AWS EKS allows you to host Windows and Linux containers in the same cluster. Linux nodes however are much faster to start with nodes only taking 30s to become available to schedule your pods compared to the 5 or so minutes it takes to start a Windows node on a m5a.xlarge (4 cores, 16GB RAM). I’ll share some tricks I used to start Windows nodes in less than 90 s with Karpenter.
Anyone looking around for ways to improve the startup performance of EKS Windows nodes will have crossed this article on AWS’ Blog:
Broadly speaking there are 2 options advised to improve the slow boot issue
A common use case for EKS Windows Nodes is hosting legacy .NET Framework applications under IIS. The problem is that IIS in a container takes a very long time to download (10m) making autoscaling a no-go. Essentially, pre-caching base images nullifies the time taken to ‘download IIS’ and so only your application files are downloaded at node startup, the IIS layers that make up your docker images are already baked into the AMI.
Before even running a pod on this node, the node needs to boot. AWS Image Builder sysprep Windows images produce AMIs and so the first time a new Windows EC2 instance comes about, it has to go about a long initialization process.
Every Amazon EC2 Windows instance must go through the standard Windows operating system (OS) launch steps, which include several reboots, and often take 15 minutes or longer to complete.

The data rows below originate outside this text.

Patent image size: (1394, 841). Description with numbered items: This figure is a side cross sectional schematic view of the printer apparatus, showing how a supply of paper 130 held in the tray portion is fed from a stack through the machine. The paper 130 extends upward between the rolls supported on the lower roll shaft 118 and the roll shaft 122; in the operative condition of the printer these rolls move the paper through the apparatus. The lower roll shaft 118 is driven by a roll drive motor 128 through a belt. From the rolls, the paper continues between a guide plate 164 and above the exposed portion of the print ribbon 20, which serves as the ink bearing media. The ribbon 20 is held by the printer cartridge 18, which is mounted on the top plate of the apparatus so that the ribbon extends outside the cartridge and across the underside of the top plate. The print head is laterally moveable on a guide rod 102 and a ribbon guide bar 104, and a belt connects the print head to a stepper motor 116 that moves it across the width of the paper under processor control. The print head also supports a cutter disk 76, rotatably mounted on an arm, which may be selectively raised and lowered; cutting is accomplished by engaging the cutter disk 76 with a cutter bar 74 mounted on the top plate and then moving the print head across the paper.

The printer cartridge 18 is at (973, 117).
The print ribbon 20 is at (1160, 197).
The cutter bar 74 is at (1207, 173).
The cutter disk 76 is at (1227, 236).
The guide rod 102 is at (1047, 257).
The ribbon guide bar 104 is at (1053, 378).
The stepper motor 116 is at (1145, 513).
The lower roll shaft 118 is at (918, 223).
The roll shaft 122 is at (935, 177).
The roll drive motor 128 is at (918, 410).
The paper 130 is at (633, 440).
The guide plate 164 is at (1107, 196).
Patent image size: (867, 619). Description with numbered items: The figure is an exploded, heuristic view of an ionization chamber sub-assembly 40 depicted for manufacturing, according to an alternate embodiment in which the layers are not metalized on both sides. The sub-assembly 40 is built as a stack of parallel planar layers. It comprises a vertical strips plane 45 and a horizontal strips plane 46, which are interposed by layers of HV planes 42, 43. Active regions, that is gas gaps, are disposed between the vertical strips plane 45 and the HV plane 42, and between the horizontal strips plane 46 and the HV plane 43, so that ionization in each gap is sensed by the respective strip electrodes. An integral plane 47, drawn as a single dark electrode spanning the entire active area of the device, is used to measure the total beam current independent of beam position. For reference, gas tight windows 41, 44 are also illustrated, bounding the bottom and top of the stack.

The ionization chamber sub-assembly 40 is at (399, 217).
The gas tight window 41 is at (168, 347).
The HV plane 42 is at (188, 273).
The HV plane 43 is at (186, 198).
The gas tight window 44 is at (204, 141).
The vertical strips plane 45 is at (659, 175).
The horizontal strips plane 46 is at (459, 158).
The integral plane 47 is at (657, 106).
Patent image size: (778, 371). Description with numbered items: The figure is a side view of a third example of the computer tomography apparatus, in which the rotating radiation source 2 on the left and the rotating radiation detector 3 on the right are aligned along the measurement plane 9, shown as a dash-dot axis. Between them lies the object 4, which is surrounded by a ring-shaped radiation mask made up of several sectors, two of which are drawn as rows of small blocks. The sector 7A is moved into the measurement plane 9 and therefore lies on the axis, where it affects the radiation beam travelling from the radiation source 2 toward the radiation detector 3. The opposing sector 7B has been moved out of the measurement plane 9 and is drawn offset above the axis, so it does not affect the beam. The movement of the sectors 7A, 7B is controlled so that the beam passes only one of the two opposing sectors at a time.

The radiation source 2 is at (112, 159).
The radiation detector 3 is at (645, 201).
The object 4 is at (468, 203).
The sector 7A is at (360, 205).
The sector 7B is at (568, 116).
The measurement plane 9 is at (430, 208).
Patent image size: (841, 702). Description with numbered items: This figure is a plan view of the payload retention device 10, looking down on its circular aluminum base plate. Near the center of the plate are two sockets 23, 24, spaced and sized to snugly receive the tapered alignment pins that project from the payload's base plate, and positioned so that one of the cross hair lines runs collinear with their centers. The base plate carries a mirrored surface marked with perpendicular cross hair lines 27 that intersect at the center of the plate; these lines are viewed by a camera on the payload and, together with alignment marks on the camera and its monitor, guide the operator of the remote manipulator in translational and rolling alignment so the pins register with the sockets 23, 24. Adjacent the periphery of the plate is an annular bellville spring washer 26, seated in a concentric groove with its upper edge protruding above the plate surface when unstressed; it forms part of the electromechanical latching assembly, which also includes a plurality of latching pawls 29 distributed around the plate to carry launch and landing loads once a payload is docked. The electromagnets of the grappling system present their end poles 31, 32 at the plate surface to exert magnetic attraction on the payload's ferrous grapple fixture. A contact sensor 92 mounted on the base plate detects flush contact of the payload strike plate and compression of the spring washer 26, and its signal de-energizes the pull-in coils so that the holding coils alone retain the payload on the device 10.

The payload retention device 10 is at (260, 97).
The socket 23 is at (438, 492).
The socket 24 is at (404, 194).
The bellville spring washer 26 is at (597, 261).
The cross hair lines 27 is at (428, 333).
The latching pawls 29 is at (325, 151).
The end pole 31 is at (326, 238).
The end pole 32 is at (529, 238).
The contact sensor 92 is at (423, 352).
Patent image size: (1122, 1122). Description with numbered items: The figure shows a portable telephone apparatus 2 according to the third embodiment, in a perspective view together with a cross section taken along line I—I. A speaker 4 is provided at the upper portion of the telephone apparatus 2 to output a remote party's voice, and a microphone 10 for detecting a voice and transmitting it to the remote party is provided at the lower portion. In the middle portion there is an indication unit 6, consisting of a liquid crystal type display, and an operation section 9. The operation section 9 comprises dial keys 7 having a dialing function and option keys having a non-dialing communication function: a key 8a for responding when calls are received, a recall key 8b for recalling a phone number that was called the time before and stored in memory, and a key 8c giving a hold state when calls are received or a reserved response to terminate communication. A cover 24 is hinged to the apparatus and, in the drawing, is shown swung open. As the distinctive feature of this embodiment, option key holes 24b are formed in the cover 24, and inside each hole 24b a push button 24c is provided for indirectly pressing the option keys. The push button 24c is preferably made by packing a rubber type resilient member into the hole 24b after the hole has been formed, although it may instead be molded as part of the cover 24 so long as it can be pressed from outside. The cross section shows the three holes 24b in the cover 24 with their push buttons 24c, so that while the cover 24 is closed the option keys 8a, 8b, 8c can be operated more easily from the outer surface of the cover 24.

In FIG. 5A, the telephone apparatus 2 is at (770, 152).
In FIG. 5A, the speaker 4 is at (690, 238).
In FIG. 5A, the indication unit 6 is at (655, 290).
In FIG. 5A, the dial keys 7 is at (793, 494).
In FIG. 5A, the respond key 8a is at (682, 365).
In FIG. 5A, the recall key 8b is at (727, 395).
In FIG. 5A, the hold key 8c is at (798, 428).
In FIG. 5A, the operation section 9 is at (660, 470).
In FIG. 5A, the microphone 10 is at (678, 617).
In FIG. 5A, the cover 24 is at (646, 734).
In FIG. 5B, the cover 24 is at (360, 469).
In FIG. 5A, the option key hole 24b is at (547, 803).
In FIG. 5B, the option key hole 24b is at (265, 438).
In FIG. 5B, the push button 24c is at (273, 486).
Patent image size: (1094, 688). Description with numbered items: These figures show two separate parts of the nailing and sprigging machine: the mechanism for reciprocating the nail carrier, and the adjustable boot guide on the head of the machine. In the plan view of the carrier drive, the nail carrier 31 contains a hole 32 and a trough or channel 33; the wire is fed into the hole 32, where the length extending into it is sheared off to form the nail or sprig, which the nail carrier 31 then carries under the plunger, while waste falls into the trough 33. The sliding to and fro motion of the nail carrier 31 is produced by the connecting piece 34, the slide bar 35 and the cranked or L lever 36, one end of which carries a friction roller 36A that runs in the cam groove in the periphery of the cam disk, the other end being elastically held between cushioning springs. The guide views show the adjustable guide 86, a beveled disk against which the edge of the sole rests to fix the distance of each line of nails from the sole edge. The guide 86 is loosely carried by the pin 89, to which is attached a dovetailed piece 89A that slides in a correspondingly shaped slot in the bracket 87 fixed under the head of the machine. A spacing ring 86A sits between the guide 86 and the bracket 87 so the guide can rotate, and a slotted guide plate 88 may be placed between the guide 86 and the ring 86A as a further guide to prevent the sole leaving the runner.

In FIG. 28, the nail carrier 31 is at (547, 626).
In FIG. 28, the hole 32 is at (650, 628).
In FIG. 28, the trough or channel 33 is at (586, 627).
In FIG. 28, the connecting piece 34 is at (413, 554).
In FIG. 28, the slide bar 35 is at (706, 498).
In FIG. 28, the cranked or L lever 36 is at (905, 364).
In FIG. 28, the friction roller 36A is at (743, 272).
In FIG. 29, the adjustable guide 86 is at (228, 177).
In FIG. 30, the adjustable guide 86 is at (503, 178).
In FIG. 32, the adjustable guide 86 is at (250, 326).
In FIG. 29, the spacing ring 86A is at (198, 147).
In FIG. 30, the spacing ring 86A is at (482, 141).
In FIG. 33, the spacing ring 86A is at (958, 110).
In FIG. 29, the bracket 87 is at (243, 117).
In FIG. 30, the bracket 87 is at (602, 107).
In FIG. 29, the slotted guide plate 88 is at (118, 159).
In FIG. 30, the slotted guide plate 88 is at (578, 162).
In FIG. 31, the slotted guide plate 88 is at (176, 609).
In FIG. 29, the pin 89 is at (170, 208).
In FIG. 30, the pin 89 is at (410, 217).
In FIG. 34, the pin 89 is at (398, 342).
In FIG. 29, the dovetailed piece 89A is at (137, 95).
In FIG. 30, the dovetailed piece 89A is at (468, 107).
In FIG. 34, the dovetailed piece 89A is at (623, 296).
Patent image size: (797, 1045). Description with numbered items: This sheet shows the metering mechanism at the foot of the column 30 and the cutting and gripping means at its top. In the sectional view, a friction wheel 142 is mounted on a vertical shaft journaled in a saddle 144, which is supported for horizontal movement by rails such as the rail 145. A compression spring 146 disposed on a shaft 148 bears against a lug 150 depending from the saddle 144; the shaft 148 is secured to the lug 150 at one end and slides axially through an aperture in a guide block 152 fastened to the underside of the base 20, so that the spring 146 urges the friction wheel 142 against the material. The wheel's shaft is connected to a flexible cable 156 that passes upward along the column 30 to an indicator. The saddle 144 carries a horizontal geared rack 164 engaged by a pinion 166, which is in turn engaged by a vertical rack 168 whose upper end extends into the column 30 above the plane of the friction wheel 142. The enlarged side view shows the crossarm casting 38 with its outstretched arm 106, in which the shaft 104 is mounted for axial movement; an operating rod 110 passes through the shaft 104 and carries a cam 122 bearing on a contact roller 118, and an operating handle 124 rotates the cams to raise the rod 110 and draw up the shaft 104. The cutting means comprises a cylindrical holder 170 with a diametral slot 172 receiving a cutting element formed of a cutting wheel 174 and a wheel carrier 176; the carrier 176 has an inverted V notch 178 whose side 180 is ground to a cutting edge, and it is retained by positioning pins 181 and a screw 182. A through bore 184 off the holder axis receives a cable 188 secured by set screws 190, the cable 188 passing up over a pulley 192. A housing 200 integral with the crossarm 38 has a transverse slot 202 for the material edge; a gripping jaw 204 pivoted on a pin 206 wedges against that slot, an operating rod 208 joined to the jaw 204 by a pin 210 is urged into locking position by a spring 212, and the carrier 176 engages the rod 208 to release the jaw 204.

Amazon EC2 Windows Server AMIs that have the Windows fast launch feature enabled complete some of those steps and reboots in advance to reduce the time it takes to launch an instance.
By enabling fast launch, we can see freshly started EC2 instances take around ~50–60s to ‘reach the lock screen’ on Windows Server 2022 m5a.xlarge.
Even with these strategies employed, it still takes 5 minutes to start a m5a.xlarge Windows Node and join the cluster.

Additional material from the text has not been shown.